Kegiatan langsung di buka oleh ketua Komisi I Sdra. SULAIMAN, MT. SH dan dihadiri oleh Sekda Kab. Bima H. TAUFIK, Asisten 1 Kab. Bima Sdra. Drs. H. ABDUL WAHAB, Kepala BPMdes Sdra. ABDUL WAHAB. SH beserta para Staf -BPMdes Kab. Bima, Kabag Hukum Kab. Bima, Camat dari Desa yang mengalami permasalahan dalam Pilkades, Para calon kepala Desa yang dinyatakan tiak lolos, dan Para panitia pemilihan kepala Desa yang terdapat masalah.
kegiatan rapat tersebut membahas adanya surat dari Pemkab. Bima dan laporan pengaduan para calon kades yang tidak di loloskan terkait domisili, ijazah pendidikan.
Pilkades Parangina Kec. Sape Kab.Bima, pihak Komisi I DPRD Kab. Bima menyarankan ke Ketua DPRD Kab. Bima agar pelaksanaan Pilkades Parangina direkomendasikan ditunda karena alasan tidak lolosnya Sdra. AZHAR sebagai Calon Kepala Desa Parangina Kec. Sape Kab. Bima, tidak ada kekuatan hukumnya.

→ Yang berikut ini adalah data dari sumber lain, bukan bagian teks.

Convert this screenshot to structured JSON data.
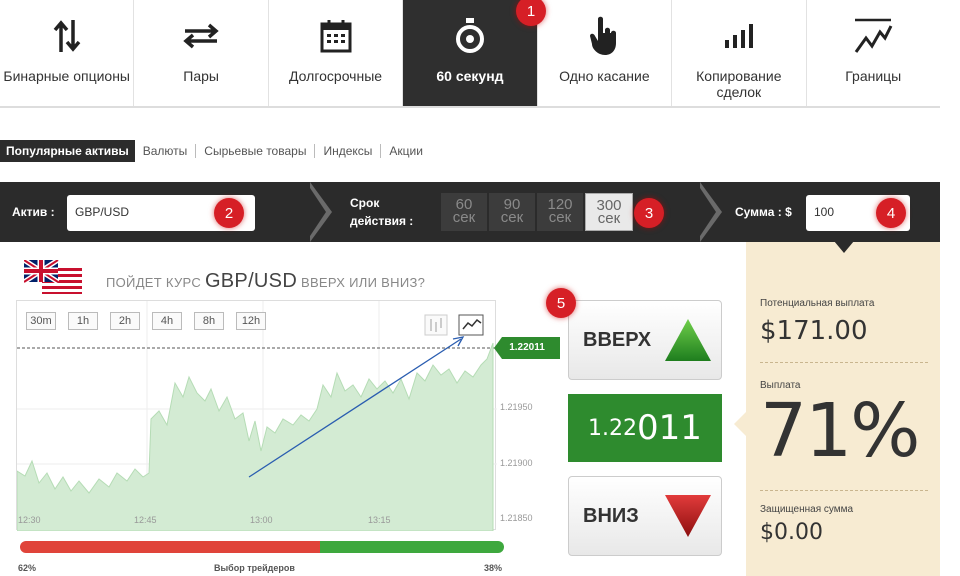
{
  "tabs": [
    {
      "label": "Бинарные опционы",
      "icon": "up-down-arrows-icon"
    },
    {
      "label": "Пары",
      "icon": "swap-arrows-icon"
    },
    {
      "label": "Долгосрочные",
      "icon": "calendar-icon"
    },
    {
      "label": "60 секунд",
      "icon": "stopwatch-icon",
      "active": true
    },
    {
      "label": "Одно касание",
      "icon": "pointer-hand-icon"
    },
    {
      "label": "Копирование сделок",
      "icon": "bar-chart-icon"
    },
    {
      "label": "Границы",
      "icon": "trend-line-icon"
    }
  ],
  "badges": [
    "1",
    "2",
    "3",
    "4",
    "5"
  ],
  "categories": [
    "Популярные активы",
    "Валюты",
    "Сырьевые товары",
    "Индексы",
    "Акции"
  ],
  "trade_bar": {
    "asset_label": "Актив :",
    "asset_value": "GBP/USD",
    "expiry_label_1": "Срок",
    "expiry_label_2": "действия :",
    "expiry_options": [
      {
        "num": "60",
        "unit": "сек"
      },
      {
        "num": "90",
        "unit": "сек"
      },
      {
        "num": "120",
        "unit": "сек"
      },
      {
        "num": "300",
        "unit": "сек",
        "selected": true
      }
    ],
    "amount_label": "Сумма : $",
    "amount_value": "100"
  },
  "headline": {
    "prefix": "ПОЙДЕТ КУРС ",
    "pair": "GBP/USD",
    "suffix": " ВВЕРХ ИЛИ ВНИЗ?"
  },
  "timeframes": [
    "30m",
    "1h",
    "2h",
    "4h",
    "8h",
    "12h"
  ],
  "chart": {
    "current_price_tag": "1.22011",
    "y_ticks": [
      "1.21950",
      "1.21900",
      "1.21850"
    ],
    "x_ticks": [
      "12:30",
      "12:45",
      "13:00",
      "13:15"
    ],
    "area_color": "#cfe8cf"
  },
  "traders_choice": {
    "label": "Выбор трейдеров",
    "left_pct": "62%",
    "right_pct": "38%",
    "left_value": 0.62
  },
  "actions": {
    "up_label": "ВВЕРХ",
    "down_label": "ВНИЗ",
    "price_small": "1.22",
    "price_big": "011"
  },
  "payout_panel": {
    "potential_label": "Потенциальная выплата",
    "potential_value": "$171.00",
    "payout_label": "Выплата",
    "payout_value": "71%",
    "protected_label": "Защищенная сумма",
    "protected_value": "$0.00"
  },
  "colors": {
    "green": "#2e8b2e",
    "red": "#d61f26",
    "dark": "#2b2b2b",
    "panel": "#f7ebd2"
  }
}
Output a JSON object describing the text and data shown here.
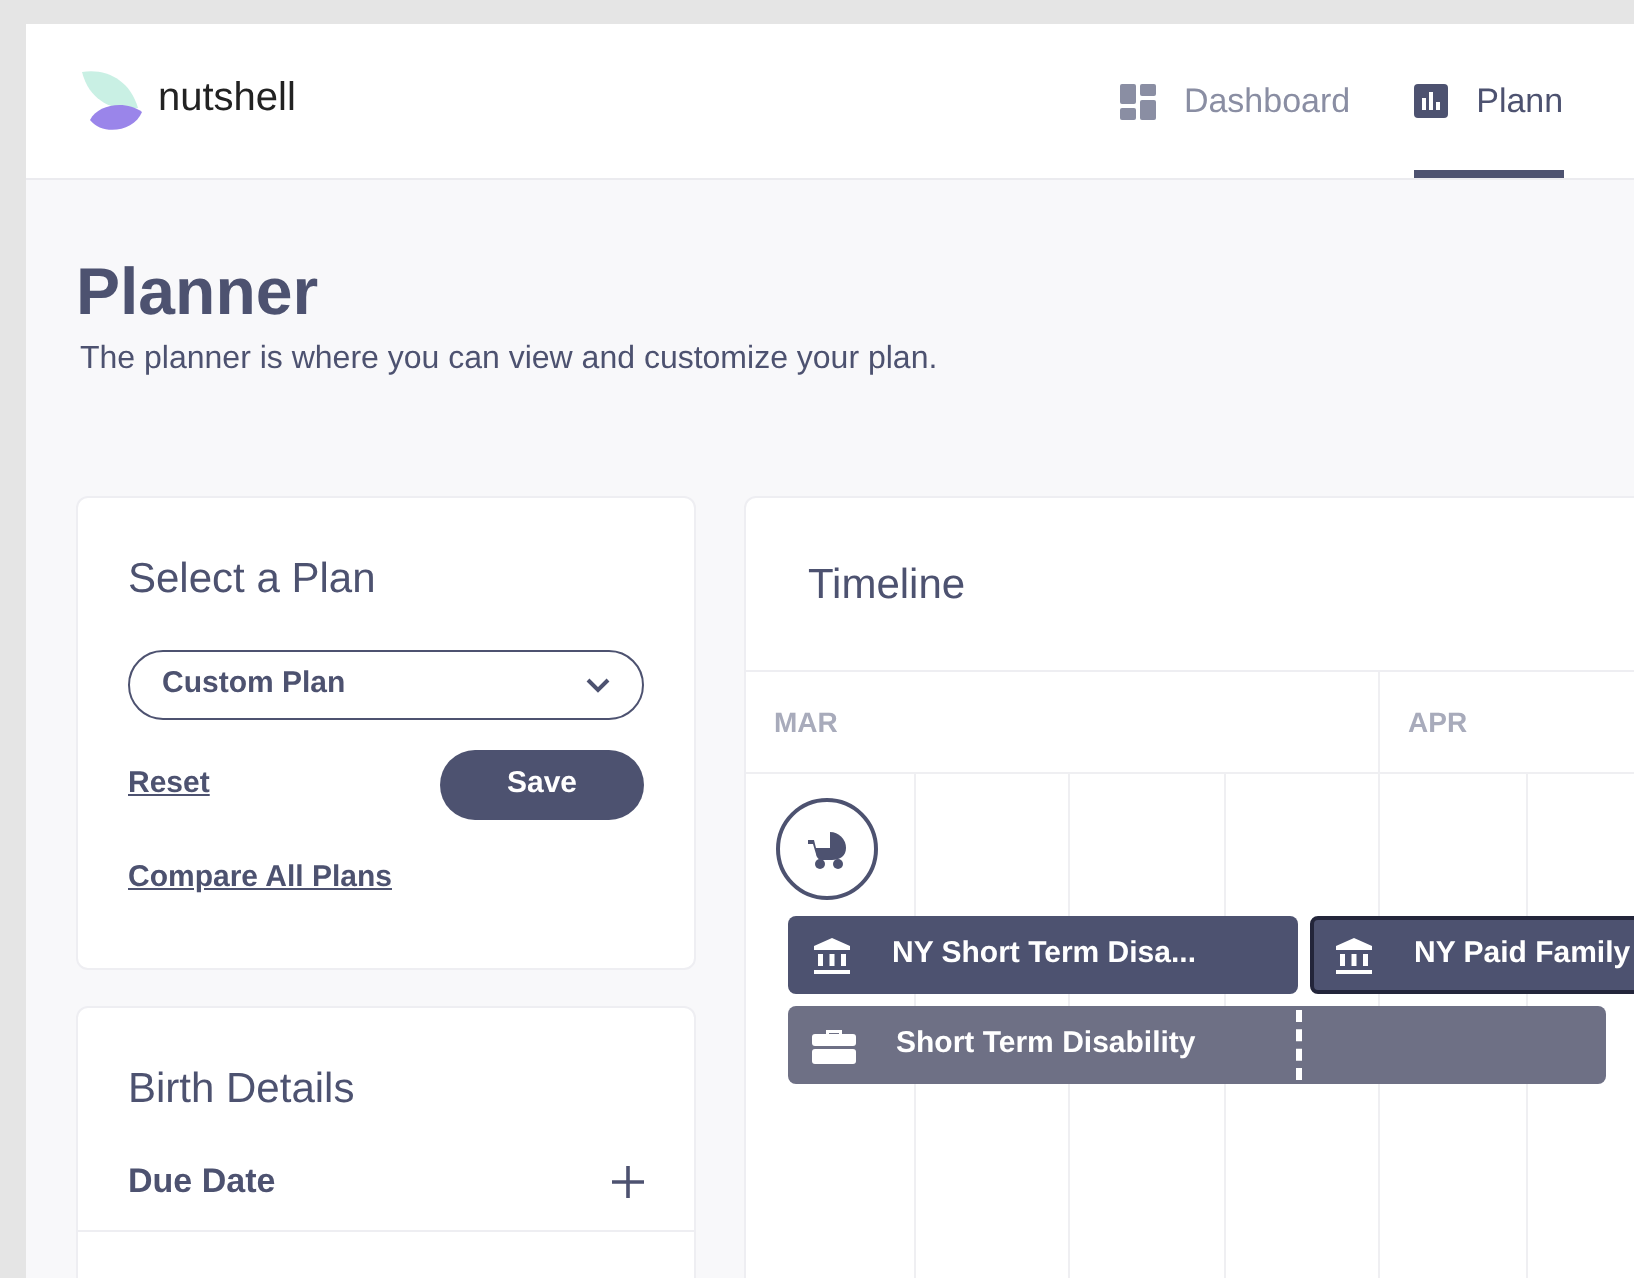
{
  "header": {
    "logo": "nutshell",
    "nav": [
      {
        "label": "Dashboard",
        "kind": "dashboard",
        "selected": false
      },
      {
        "label": "Plann",
        "kind": "chart",
        "selected": true
      }
    ]
  },
  "page": {
    "title": "Planner",
    "subtitle": "The planner is where you can view and customize your plan."
  },
  "plan_card": {
    "title": "Select a Plan",
    "select": {
      "value": "Custom Plan"
    },
    "reset": "Reset",
    "save": "Save",
    "compare": "Compare All Plans"
  },
  "birth_card": {
    "title": "Birth Details",
    "rows": [
      {
        "label": "Due Date"
      }
    ]
  },
  "timeline": {
    "title": "Timeline",
    "months": [
      {
        "label": "MAR"
      },
      {
        "label": "APR"
      }
    ],
    "bar_rows": [
      {
        "bars": [
          {
            "label": "NY Short Term Disa...",
            "kind": "state",
            "selected": false
          },
          {
            "label": "NY Paid Family",
            "kind": "state",
            "selected": true
          }
        ]
      },
      {
        "bars": [
          {
            "label": "Short Term Disability",
            "kind": "employer",
            "selected": false
          }
        ]
      }
    ]
  }
}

Adapun penyebabnya adalah Untuk seleksi calon kepala Desa Parangina terdapat satu calon yang tidak lolos dalam seleksi / test akademik an. AZHAR dan yang bersangkutan tidak terima dengan hasil pengumuman test akademik tersebut, karena menganggap mekanisme dalam seleksi Calon Kepala Desa Parangina tidak transparan dan Sdra. AZHAR telah melaporkan hal tersebut ke pihak DPRD Kab. Bima serta mengancam akan melakukan tindakan yang dianggap dirinya benar apabila Sdra. AZHAR tetap tidak diloloskan sebagai Calon Kepala Desa Parangina pada Pilkades serentak Kab. Bima tahun 2016.
Untuk Desa Pai Kec. Wera Kab. Bima, pihak Komisi 1 DPRD Kab. Bima merekomendasikan agar Panitia seleksi calon Kades Pai memasukan kembali sdra.BURHANUDIN H. AJRUN dalam daftar Calon Kepala Desa Pai Kec. Wera Kab. Bima.
Adapun penyebabnya adalah sdr. BURHANUDIN H. AJRUN menggunakan Ijazah SMP pendamping yang diterbitkan di SMP SLIPI Jakarta barat, karena ijazah lama hilang. Namun ada kekeliruan tehnis tentang NIP kepala sekolah yang tidak sesuai dengan NIP aslinya yang diperkirakan lupa dihapus NIP orang lain pada saat peberbitan, sehingga Panitia Pilkades menggugurkan Sdr. BURHANUDIN H. AJRUN dalam verifikasi Bahan administrasi sebagai bakal calon kepala Desa Pai.menurut keterangan yang di himpun dari Kabag Ops Polres Bima Kota.